|Hammer Horror - The Frankenstein Films
||[Aug. 25th, 2011|06:45 pm]
It's taken me a couple of years to go through both these and the Dracula movies - don't know why, but it seems to roughly correspond with becoming a parent. Anyway, here are my thoughts on the seven Hammer Frankenstein films.
Curse of Frankenstein (1957) is a very different beast from it's Universal counterpart. That was pretty much deliberate given that Universal had threatened to sue if there were any obvious similarities. Much more gruesome and in-your-face, Victor Frankenstein is the focus of the film. He's also the monster, to all intents and purposes. Oh, Christopher Lee does a great job of playing his creation, but it's the actions of Victor Frankenstein, his disregard for the dignity or pains of others as he pursues his goals, that mark him out as monstrous.
Interestingly, this film has a very ambiguous ending, leaving one wondering if it was all in his mind...
The Revenge of Frankenstein (1958) is a direct follow-on from the previous film. It builds beautifully on the first one and continues the story of Frankenstein's experiments.
Frankenstein is still callous when it comes to the cost of his experiments, as it should be. The film takes things off in new and tragic directions, and while some elements are predictable, it doesn't stop it being a satisfying tale.
Well worth seeing, especially as it ends Hammer's first Frankenstein cycle. None of the subsequent films are directly related to this or the first film.
The Evil of Frankenstein (1964) is a mess. The story is all over the place, and I don't think it's a stylistic, creative decision, I think it's the script-writer not knowing what to do with the ideas. The script was written by producer Anthony Hinds under a pen name.
I don't mind that it reboots the original story, it's just that the majority of elements are handled in such a ham fisted way. Frankenstein makes a number of truly idiotic decisions in order to forward the plot, the bad guy is predictable and stupid, and it's only the last ten minutes where I found much to enjoy - and most of that was watching New Zealand wrestler Kiwi Kingston, who played the creature, interact with the mute girl, and get drunk.
It's not completely dreadful and does have some good moments, ideas, and lines of dialogue. However it's one of those films where the only real reason to see it is to be completist, otherwise don't bother.
Frankenstein Created Woman (1967) would appear to be a sort of sequel to the previous film, since Frankenstein has damaged hands in this film. Back also is the scientist to whom his experiments are more important than any other consideration.
What is interesting is that this film is as much a ghost/possession tale as anything else.

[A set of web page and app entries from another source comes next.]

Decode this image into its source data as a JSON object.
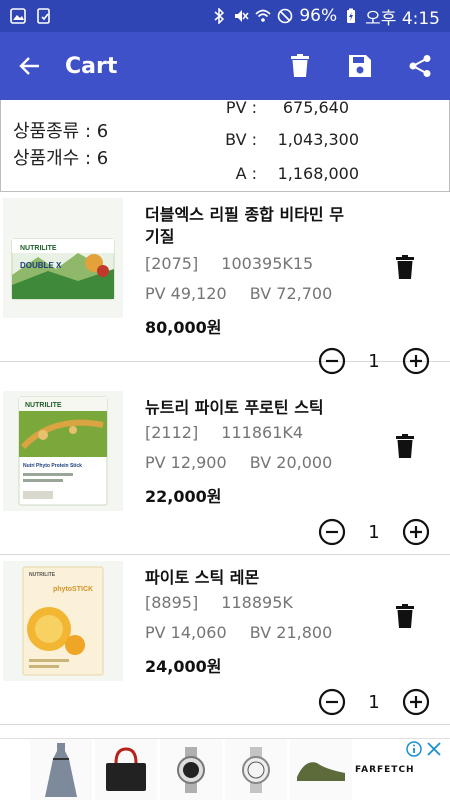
{
  "status_bar": {
    "battery": "96%",
    "time": "오후 4:15"
  },
  "app_bar": {
    "title": "Cart"
  },
  "summary": {
    "kinds_label": "상품종류 : 6",
    "count_label": "상품개수 : 6",
    "pv_label": "PV :",
    "pv_value": "675,640",
    "bv_label": "BV :",
    "bv_value": "1,043,300",
    "a_label": "A :",
    "a_value": "1,168,000"
  },
  "items": [
    {
      "name": "더블엑스 리필 종합 비타민 무기질",
      "code_num": "[2075]",
      "code_id": "100395K15",
      "pv": "PV 49,120",
      "bv": "BV 72,700",
      "price": "80,000원",
      "qty": "1",
      "brand": "NUTRILITE",
      "product_label": "DOUBLE X"
    },
    {
      "name": "뉴트리 파이토 푸로틴 스틱",
      "code_num": "[2112]",
      "code_id": "111861K4",
      "pv": "PV 12,900",
      "bv": "BV 20,000",
      "price": "22,000원",
      "qty": "1",
      "brand": "NUTRILITE",
      "product_label": "Nutri Phyto Protein Stick"
    },
    {
      "name": "파이토 스틱 레몬",
      "code_num": "[8895]",
      "code_id": "118895K",
      "pv": "PV 14,060",
      "bv": "BV 21,800",
      "price": "24,000원",
      "qty": "1",
      "brand": "NUTRILITE",
      "product_label": "phytoSTICK"
    }
  ],
  "ad": {
    "brand": "FARFETCH"
  },
  "colors": {
    "status_bar": "#2f45b4",
    "app_bar": "#3f51c8"
  }
}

The woman who plays Christina does a solid job in an unusual role, and the horror aspects of the film gradually come to the fore as the story progresses.
It's a fairly solid film, with a well-handled central premise, and it's nice to see the franchise back on track as Frankenstein continues his experiments using a variety of techniques.
Frankenstein Must Be Destroyed (1969) is a fabulous film. The monstrous bastard version of Dr. Frankenstein from Curse of Frankenstein is back, turned up to eleven. He will do what he wants and get what he needs by any means necessary, and without the slightest flicker of conscience.
The main cast are all good in their parts, but one of the things that makes this film stand out are the fine performances of the minor supporting cast. For me the two that stood out were Geoffrey Bayldon as the gentle and considerate Police Doctor, who seems constantly saddened at the arrogance and uncaring nature of his superior, and Windsor Davies in a small role as a police sergeant, who manages to come across as amazingly threatening while just asking some questions.
As for the finale, I was literally cheering by the end, and based on the strength of the ending alone, wanted to give the film top marks. The only reason I haven't is that up until the ending, it was about as solid a story as most of the others, but wasn't astoundingly good. But that's damning with faint praise - this is a film I wish I had written.
The Horror of Frankenstein (1970) starts it all from scratch again. Peter Cushing is replaced by Ralph Bates, and is playing Baron Frankenstein at the start of his life. Again it chooses to diverge from the original story and concentrate on Frankenstein himself being the monstrous one.
I think what I enjoyed the most about the film is that while there is much broader humour to be had, there's also a subtle edge of black comedy running throughout. It's not a great film, but is still worth a look to see how Hammer decided to reinvent the Frankenstein mythos once again. The ending was a little weak, but fitted well with the sense of humour running through the production.
Frankenstein and the Monster from Hell (1974) sees Cushing return to the role of Baron Frankenstein, and he's in fine form as the amoral bastard scientist.
This time around he's helped by an admirer of his work who has been sent to an insane asylum. One of the things I admire about these films is that each one managed to come up with new variation on how the monster was realised in look, creation, and character.
The ending is a little messy, in a scripting sense and a literal one, but it still works thank to the final scene.
As the last of the films in Hammer's Frankenstein series, it's strong enough to leave one wanting to know what the Baron would get up to next, which is as good a place to finish as anyone could hope for.